6, in the file system has the concept of a file group, is a collection of files, the file group is marked with 32-bit IP address + 16-bit date time to differentiate, if the pure IP address is problematic, because the filegroup can be moved to different machines.

Third, NFS file system

The NFS Chinese is called the network File system, and the computer can manipulate the file over the network.

1. In NFS, the client and server modules interact through RPC.

2, in the NFS, in order to achieve the transparency of the access, added the VFS virtual file system layer, under the virtual file system, there are corresponding to the implementation of each specific file system.

3. In NFS, the identifier for each file is in file Handles.

4, different from the traditional UNIX file system, NFS file system is stateless, he does not keep the client open file list, in the access control of the detection needs every refresh request, detect the user mark inside.

5. The local file mount in the NFS client can be mounted under a subtree of the server file system, but the conversion of the path name to the client is guaranteed to be consistent with the server.

6. File system mount is divided into soft mount and hard mount.

7, automatic Mount technology. When there is an empty mount point in the client, the server sends a message, and the first reply is mounted.

8, server-side cache policy, the traditional UNIX system is the main memory buffer space, the NFS server to take the policy is read ahead reading priority and Delayed-write delay write policy, in the client will maintain a series of client's most recently manipulated files results To avoid calling the client again.

9, the client's local cached data items, there is a certain expiration time, more than a certain time will be updated. The performance of NFS has been boosted by the caching of file blocks on the client side.

iv. AFS File System

The AFS file system is also a distributed file system. AFS's initial design goal was to serve large-scale users and nodes, and his high scalability was a major feature of the device. One of his most effective strategies is to cache hundreds of users ' most recently used files in the client.

1, AFS includes 2 important components, Venus and Vice, the former client, the latter in the server. The file service is implemented in Vice, the directory is implemented in Venu, and the file identifiers in AFS are represented by a 96-bit FID, similar to the Ufid of NFS.

2. The implementation of cache consistency in AFS is based on the Call-base callback method. When the server-side file has an update operation, he sends a request to all clients holding the copy of the file for the update operation.

Five, the development and improvement of distributed file System

Many requirements and performance have been implemented and improved in both AFS and NFS, but the development of distributed file systems has a long way to go, such as an AFS-based update operation in the form of a callback-like approach to NFS.


References: <<distributed sysytems Concepts and design>> original version fifth, Author:george Coulouris,jean Dollimore, Tim Kindberg,gordon Blair

Distributed Systems reading notes (12)-----Distributed File System

Contact Us

The content source of this page is from Internet, which doesn't represent Alibaba Cloud's opinion; products and services mentioned on that page don't have any relationship with Alibaba Cloud. If the content of the page makes you feel confusing, please write us an email, we will handle the problem within 5 days after receiving your email.
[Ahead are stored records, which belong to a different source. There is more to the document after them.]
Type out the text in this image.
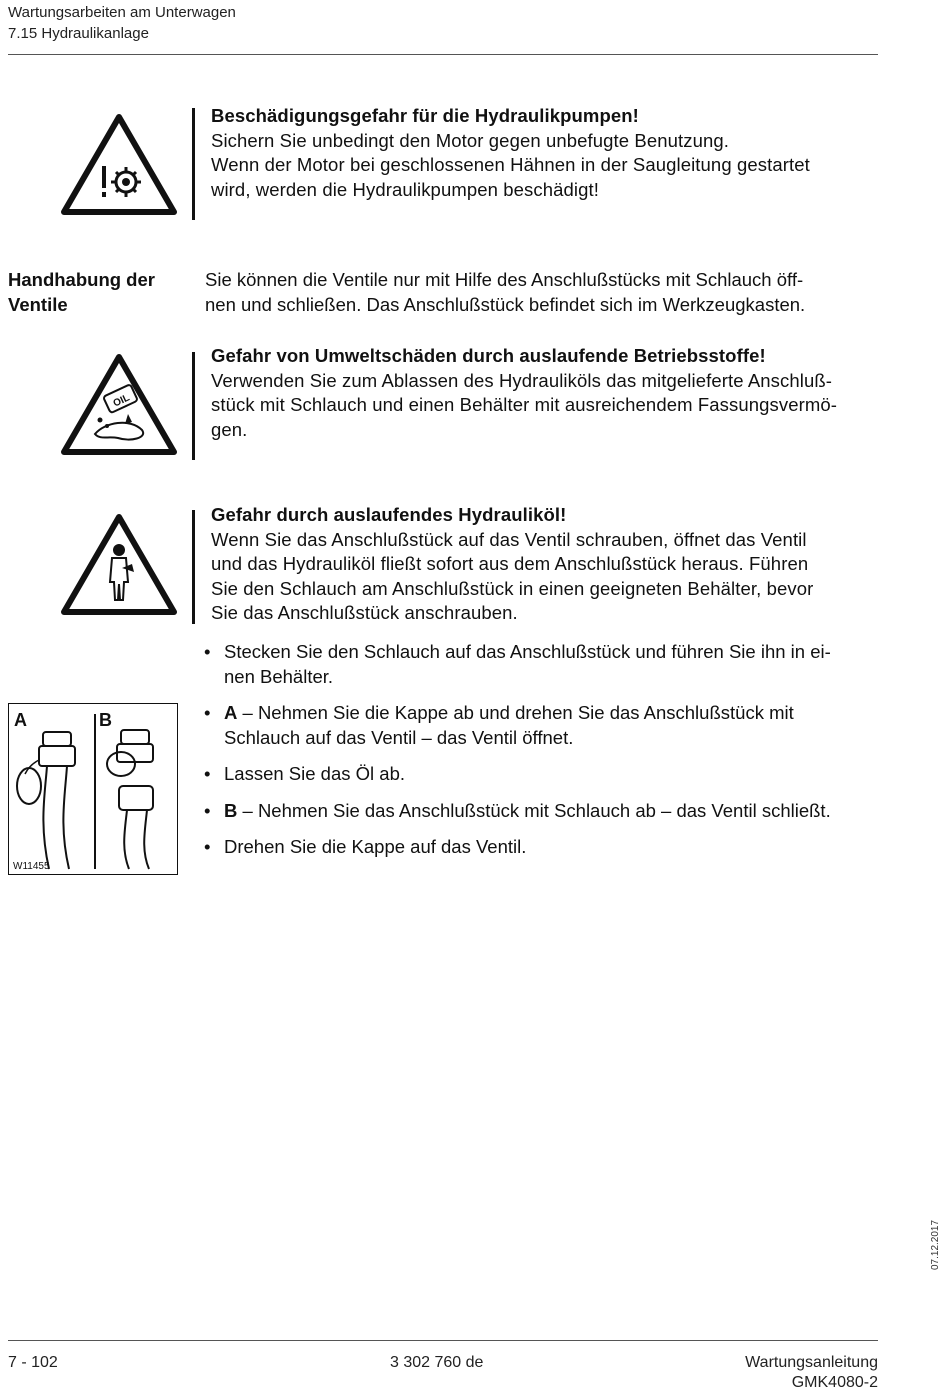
Wartungsarbeiten am Unterwagen
7.15 Hydraulikanlage
Beschädigungsgefahr für die Hydraulikpumpen!
Sichern Sie unbedingt den Motor gegen unbefugte Benutzung.
Wenn der Motor bei geschlossenen Hähnen in der Saugleitung gestartet
wird, werden die Hydraulikpumpen beschädigt!
Handhabung der
Ventile
Sie können die Ventile nur mit Hilfe des Anschlußstücks mit Schlauch öff-
nen und schließen. Das Anschlußstück befindet sich im Werkzeugkasten.
OIL
Gefahr von Umweltschäden durch auslaufende Betriebsstoffe!
Verwenden Sie zum Ablassen des Hydrauliköls das mitgelieferte Anschluß-
stück mit Schlauch und einen Behälter mit ausreichendem Fassungsvermö-
gen.
Gefahr durch auslaufendes Hydrauliköl!
Wenn Sie das Anschlußstück auf das Ventil schrauben, öffnet das Ventil
und das Hydrauliköl fließt sofort aus dem Anschlußstück heraus. Führen
Sie den Schlauch am Anschlußstück in einen geeigneten Behälter, bevor
Sie das Anschlußstück anschrauben.
• Stecken Sie den Schlauch auf das Anschlußstück und führen Sie ihn in ei-
nen Behälter.
• A – Nehmen Sie die Kappe ab und drehen Sie das Anschlußstück mit
Schlauch auf das Ventil – das Ventil öffnet.
• Lassen Sie das Öl ab.
• B – Nehmen Sie das Anschlußstück mit Schlauch ab – das Ventil schließt.
• Drehen Sie die Kappe auf das Ventil.
A	B
W11455
07.12.2017
7 - 102	3 302 760 de	Wartungsanleitung
GMK4080-2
If you find any instances of plagiarism from the community, please send an email to: info-contact@alibabacloud.com and provide relevant evidence. A staff member will contact you within 5 working days.

A Free Trial That Lets You Build Big!

Start building with 50+ products and up to 12 months usage for Elastic Compute Service

  • Sales Support

    1 on 1 presale consultation

  • After-Sales Support

    24/7 Technical Support 6 Free Tickets per Quarter Faster Response

  • Alibaba Cloud offers highly flexible support services tailored to meet your exact needs.